3.Comment avez-vous vécu cette nouvelle expérience d’apprentissage ? De qui avez-vous le plus appris (de vos pairs ? De l’interviewé ? De vos profs ? ...)

Cette nouvelle expérience d’apprentissage m’a semblé intéressante et plus proche du monde de l’entreprise d’aujourd’hui car plus dynamique, ouverte aux autres et interactive. Ce qui m’ont le plus appris sont mes camarades qui ont partagé leurs compétences et leur vidéo avec nous. De plus les personnes que nous avons interwievé étaient aussi très intéressantes, et notre sujet étant assez complexe, ils m’ont permis de comprendre le système de gestion des ressources dans un hôpital.

4.A quel pourcentage estimez-vous avoir utilisé les ressources du wiki et les liens associés (inférieur à 25%, entre 25 et 50%, entre 50 et 75% ? Au-delà de 75%) ? Qu’est ce qui a été le plus utile pour vous ? Si faible utilisation, pourquoi ?

Entre 25% à 50%, le plus utile a été les conseils pour le dossier de production et de réalisation.

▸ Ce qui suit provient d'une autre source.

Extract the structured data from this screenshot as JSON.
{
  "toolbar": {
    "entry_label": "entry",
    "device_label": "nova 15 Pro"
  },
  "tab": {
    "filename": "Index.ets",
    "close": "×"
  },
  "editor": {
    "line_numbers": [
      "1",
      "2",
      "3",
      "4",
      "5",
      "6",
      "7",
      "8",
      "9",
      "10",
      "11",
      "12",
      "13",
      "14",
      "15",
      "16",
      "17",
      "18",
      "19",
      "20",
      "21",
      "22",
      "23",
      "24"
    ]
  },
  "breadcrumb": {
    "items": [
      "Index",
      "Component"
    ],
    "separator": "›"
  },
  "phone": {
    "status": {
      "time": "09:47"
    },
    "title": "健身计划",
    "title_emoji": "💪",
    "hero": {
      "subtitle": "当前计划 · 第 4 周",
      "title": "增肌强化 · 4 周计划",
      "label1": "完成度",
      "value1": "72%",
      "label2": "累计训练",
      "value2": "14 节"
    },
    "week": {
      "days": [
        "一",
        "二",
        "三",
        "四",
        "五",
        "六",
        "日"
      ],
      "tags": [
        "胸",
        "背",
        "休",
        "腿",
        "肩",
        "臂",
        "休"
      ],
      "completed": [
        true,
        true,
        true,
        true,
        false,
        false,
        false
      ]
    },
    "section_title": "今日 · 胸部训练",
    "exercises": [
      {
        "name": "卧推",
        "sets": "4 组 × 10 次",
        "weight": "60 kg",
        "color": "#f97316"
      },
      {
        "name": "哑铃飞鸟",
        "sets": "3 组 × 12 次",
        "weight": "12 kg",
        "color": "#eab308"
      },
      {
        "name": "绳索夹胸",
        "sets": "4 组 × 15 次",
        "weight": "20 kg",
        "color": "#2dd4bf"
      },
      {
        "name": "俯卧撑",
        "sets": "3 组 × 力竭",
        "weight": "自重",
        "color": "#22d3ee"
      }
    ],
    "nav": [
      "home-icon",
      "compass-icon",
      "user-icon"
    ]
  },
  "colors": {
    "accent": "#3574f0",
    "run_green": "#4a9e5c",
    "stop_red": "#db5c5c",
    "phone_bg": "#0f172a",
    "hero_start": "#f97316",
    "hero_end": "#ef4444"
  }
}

5. SKEMBANK : Ce cours a-t-il eu une influence sur vos pratiques collaboratives inter et inter groupes dans le cadre d’un projet comme celui ? Quel a été l’apport de la bourse de compétences ? Comment les compétences ont-elles circulé ?

Ce cours n’a pas réellement eu d’influence sur nos pratiques collaboratives. Car en général, les élèves du campus de Lille s’aident beaucoup entre eux pour les travaux scolaires. Par exemple, des élèves donnent des cours ouvert à tous avant les partielles gratuitement. On s’échange déjà beaucoup nos matériels entre association. Les membres d’association aident les skémiens quand ils ont des problèmes dans leur domaine, par exemple l’association d’informatique est toujours disponible pour nous aider. Ainsi la SKEMBANK m’a paru très artificielle, car sans ça nous aurions fait autant d’échanges de matériel ou de compétence entre nous. Nous en avons d’ailleurs parfois fait sans le comptabiliser en SKEMS, car c’est quelque chose que nous avons l’habitude de faire. Et je pense que ce système n’est pas représentatif de la réalité du monde de l’entreprise, la capacité à savoir obtenir de l’aide ne vient pas d’un système bancaire mais de forces relationnelles.

6. Quelles sont vos critiques et suggestions d’amélioration pour ce cours ?

Je pense qu’au début du cours il faudrait être plus précis sur ce que l’on attend de nous, car tout le monde avait du mal à trouver un sujet. Au final, je n’avais pas compris qu’on pouvait prendre n’importe qu’elle sujet qui touchait un développement durable. Sinon je trouve que la manière d’aborder le sujet, nous demander de réaliser une vidéo, est astucieuse !

Commentaire du professeur

La problématique est intéressante et bien posée. Mais vous restez un peu trop descriptifs. On ne voit pas bien les enjeux de la gestion de l'eau dabns l'hôpital. Il aurait fallu plus de données de mise en contexte.